Comptroller of the Currency Jonathan Gould described the resolution planning regime as having failed to deliver practical value and drifted beyond statutory authority since its implementation in the wake of the 2008 financial crisis, while addressing the American Bar Association Banking Law Committee on Jan. 16.
Noting that bank failures far predate the establishment of “living wills,” as defined under Sec. 165(d) of the Dodd-Frank Act, Gould advocated for a dialogue about prospect of substantially paring back the current framework with a focus on rebuilding regulators’ core resolution capabilities.
He also questioned the legal basis for certain resolution planning requirements placed on the nation’s largest and most complex covered insured depository institutions (CIDIs) regulated by the Federal Deposit Insurance Corp. (FDIC). Specifically, he said agency’s CIDI plan requirements seem, to some extent, to be an attempt to shift the FDIC’s statutory responsibilities to the banks they regulate.
“One of the FDIC’s core statutory missions is acting as receiver in the event of a bank’s failure,” Gould said. “I do not believe the FDIC should outsource the very reason for its existence to a third party, much less to a bank that is the object of its resolution authority. In its earlier iterations and still to an extent today, the CIDI Plan requirement seems an attempt to shift the FDIC’s own statutory responsibilities to banks.”
He argued that this approach has not demonstrably reduced losses to the Deposit Insurance Fund , pointing to the 2023 failures of Silicon Valley Bank and First Republic Bank, which were significant drains on the fund despite years of resolution planning by both banks.
“These bank failures raise important questions about the FDIC’s readiness to resolve regional and even midsize banks, notwithstanding decades of statutory reforms and major investments by the agency and by the banks into resolution planning,” Gould contended. “Following these failures, the FDIC Office of the Inspector General ‘determined that the agency’s readiness to resolve large regional banks under the FDI Act was not sufficiently mature to facilitate consistently efficient response efforts in a potential crisis failure environment.’ Similar concerns have been echoed by others in the banking industry.”

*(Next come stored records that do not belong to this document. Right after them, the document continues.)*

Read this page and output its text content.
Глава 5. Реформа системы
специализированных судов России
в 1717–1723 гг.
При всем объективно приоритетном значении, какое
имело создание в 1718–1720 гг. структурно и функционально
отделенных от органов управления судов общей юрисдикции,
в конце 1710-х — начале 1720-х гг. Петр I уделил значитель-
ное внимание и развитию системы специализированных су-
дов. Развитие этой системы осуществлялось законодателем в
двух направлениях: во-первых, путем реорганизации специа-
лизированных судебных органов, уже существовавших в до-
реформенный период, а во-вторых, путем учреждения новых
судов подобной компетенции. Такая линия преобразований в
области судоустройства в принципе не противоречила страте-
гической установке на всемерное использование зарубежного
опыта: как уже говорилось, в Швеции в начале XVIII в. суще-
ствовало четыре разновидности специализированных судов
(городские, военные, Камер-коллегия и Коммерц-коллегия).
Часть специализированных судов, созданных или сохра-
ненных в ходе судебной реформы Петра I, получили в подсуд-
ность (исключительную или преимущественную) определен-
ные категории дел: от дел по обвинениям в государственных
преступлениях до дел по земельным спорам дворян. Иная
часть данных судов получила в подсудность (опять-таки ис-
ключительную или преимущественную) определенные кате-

Gould cited data published by New York University School of Law Professor Michael Ohlrogge indicated that, since the start of the financial crisis, the U.S. has seen a dramatic increase in FDIC costs of resolving failed banks. Ohlrogge estimated these resolutions have “resulted in at least $45 billion in additional resolution expenses over the past 15 years,” with “$41 billion attributable to new inefficiencies in the resolution process.”
With these numbers in mind, Gould said he is concerned that resolution planning activities have contributed to the decline in the FDIC’s performance.
He urged the FDIC to continue moving away from CIDIs and instead invest in internal resolution execution capabilities, expressing optimism that such a shift was already underway under FDIC Chairman Travis Hill.
“On the upside and with new leadership, there are signs that the FDIC is taking a more critical and self-aware look at its role in bank resolutions than it has thus far,” Gould said.
He went on to stress the importance of working to preserve public confidence in institutions and agencies for the banking industry, but that doing is counterproductive if it “discourages tough conversations, impedes public transparency, or frustrates addressing underlying problems.”
While he acknowledged that 165(d) plans have a clear statutory basis and make more conceptual sense because they operate under the Bankruptcy Code, he said their implementation has been undermined by excessive reliance on informal guidance, shifting expectations and highly technical models functioning as de facto binding requirements.
He did not provide a fixed timetable but indicated that some FDIC “capabilities testing” was planned for early 2026 and signaled support for near-term reforms rather than incremental adjustments.